The NUG cannot allow this poison to spread. As part of my consultation and outreach to the people, I will be leading a national dialogue that will bring people’s concerns into the sunlight so that we can debate them freely, and collectively stop the polarization of our country. And in the areas that are under our direct control – our government policies, investments, and staffing – we will be keeping a close watch to make sure that all groups are treated fairly and represented as the equal citizen that is the birthright of every Afghan and is the guarantee of our Constitution.
In a democracy, the key mechanism for holding government accountable are open and fair elections. The Independent Election Commission has made and announced its decision on holding parliamentary elections in July 2018. The IEC has my full support and that of the National Unity Government for holding fair and inclusive elections with full impartiality and autonomy. To realize this objective, there must be intensive consultation between IEC, civil society organizations, women and youth organizations, political parties, ulema and other stakeholders in our society and international community. I urge the media and our political parties to use the forthcoming parliamentary election for launching a comprehensive national conversation, our problems, and potential solutions.
Preparation for presidential election of 2019 must also commence shortly. We will ensure that the timetable and benchmarks articulated by the Commission are implemented. An action plan will be shared with the public, and the international community within 3 weeks. This action plan will include rules around fair access to media. The election presents an opportunity for a generation that has come of age to enter the political arena. Creation of a public discourse of ensuring there is a level playing field for all must therefore be a priority.

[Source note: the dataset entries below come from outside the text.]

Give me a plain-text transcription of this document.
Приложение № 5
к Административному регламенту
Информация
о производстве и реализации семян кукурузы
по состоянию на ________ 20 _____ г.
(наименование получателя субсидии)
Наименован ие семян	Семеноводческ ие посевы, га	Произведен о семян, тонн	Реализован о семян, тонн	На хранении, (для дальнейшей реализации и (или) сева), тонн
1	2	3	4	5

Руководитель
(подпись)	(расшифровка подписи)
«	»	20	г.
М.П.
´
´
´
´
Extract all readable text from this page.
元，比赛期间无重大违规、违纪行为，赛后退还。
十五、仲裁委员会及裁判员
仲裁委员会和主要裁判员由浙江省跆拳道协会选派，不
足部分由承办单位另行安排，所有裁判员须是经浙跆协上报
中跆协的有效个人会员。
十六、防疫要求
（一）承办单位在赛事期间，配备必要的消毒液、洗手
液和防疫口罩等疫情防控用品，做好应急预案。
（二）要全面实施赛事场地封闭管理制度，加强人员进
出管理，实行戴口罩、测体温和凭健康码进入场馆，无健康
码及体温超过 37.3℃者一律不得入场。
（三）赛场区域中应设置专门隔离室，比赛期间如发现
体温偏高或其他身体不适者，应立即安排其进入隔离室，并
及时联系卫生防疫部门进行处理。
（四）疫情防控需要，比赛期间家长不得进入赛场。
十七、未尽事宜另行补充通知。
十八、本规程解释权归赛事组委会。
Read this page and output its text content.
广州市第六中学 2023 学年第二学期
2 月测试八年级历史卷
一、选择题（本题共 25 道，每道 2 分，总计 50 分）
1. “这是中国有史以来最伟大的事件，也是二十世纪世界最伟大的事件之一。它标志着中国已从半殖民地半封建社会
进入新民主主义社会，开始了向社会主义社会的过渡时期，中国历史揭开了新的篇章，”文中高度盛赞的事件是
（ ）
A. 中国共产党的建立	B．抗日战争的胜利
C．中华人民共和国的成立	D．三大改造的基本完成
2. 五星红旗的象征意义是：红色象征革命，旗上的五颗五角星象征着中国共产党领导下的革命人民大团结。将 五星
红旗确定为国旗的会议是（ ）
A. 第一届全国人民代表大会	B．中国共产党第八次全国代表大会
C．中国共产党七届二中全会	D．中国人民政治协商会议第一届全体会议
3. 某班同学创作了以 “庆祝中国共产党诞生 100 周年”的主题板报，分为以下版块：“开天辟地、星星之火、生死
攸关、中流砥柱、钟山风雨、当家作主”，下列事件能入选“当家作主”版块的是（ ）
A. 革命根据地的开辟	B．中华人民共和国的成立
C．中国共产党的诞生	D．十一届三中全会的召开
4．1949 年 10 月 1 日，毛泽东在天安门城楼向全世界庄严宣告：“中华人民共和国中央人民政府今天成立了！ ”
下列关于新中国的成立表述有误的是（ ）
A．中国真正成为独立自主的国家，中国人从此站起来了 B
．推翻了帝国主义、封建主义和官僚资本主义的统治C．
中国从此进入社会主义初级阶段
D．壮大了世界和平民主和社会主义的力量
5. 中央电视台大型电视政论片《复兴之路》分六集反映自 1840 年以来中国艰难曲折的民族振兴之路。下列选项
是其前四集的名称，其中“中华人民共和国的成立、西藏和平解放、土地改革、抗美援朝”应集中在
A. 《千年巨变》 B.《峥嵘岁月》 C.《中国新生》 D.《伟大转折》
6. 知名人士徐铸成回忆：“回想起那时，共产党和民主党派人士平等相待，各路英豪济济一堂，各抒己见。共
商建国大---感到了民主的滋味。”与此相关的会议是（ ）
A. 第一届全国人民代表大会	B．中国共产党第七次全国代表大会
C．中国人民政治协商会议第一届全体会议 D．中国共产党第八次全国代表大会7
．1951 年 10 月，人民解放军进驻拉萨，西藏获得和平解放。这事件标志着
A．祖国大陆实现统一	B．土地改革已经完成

Monitoring will also be crucial to credibility of the elections. We call on all groups in our society, particularly civil society, to participate in the discussion of monitoring the election and to create fair processes and systems. We equally ask the international community to help us and participate in a robust and credible mechanism for monitoring.
The NUG has been committed to a vision of peace since its inception. We have put our political capital and our lives on the line to seek peace, but our extended hand has not been shaken yet. And our request for ensuring the neutrality of state-to-state relations with Pakistan is yet to be realised. We are determined to seek peace, but the international community must understand that tolerance of our people for these senseless destructions is coming to an end.
Taliban groups, must know that time is not on their side. They either have to embrace genuine peace and reconciliation, or be ready to be classified by the world community as a terrorist organisation.
The international community must also make a first determination, that when all of the accepted norms are violated, and diplomats and embassies are deliberately attacked, silence cannot be the answer.
We are the front line and the first line of defence of our own and global security. The challenges are clear, and they will get worse, if we do not act with determination, coherence, and directive.
The nation has shown us determination. It is now up to us, the public servants, to make this state the instrument to transform the country.
We must end corruption.
We must bring justice.
We must educate our children.
And we must have peace.
That which the international community want from us is what our people want. Let us unite to secure the future for generations to come.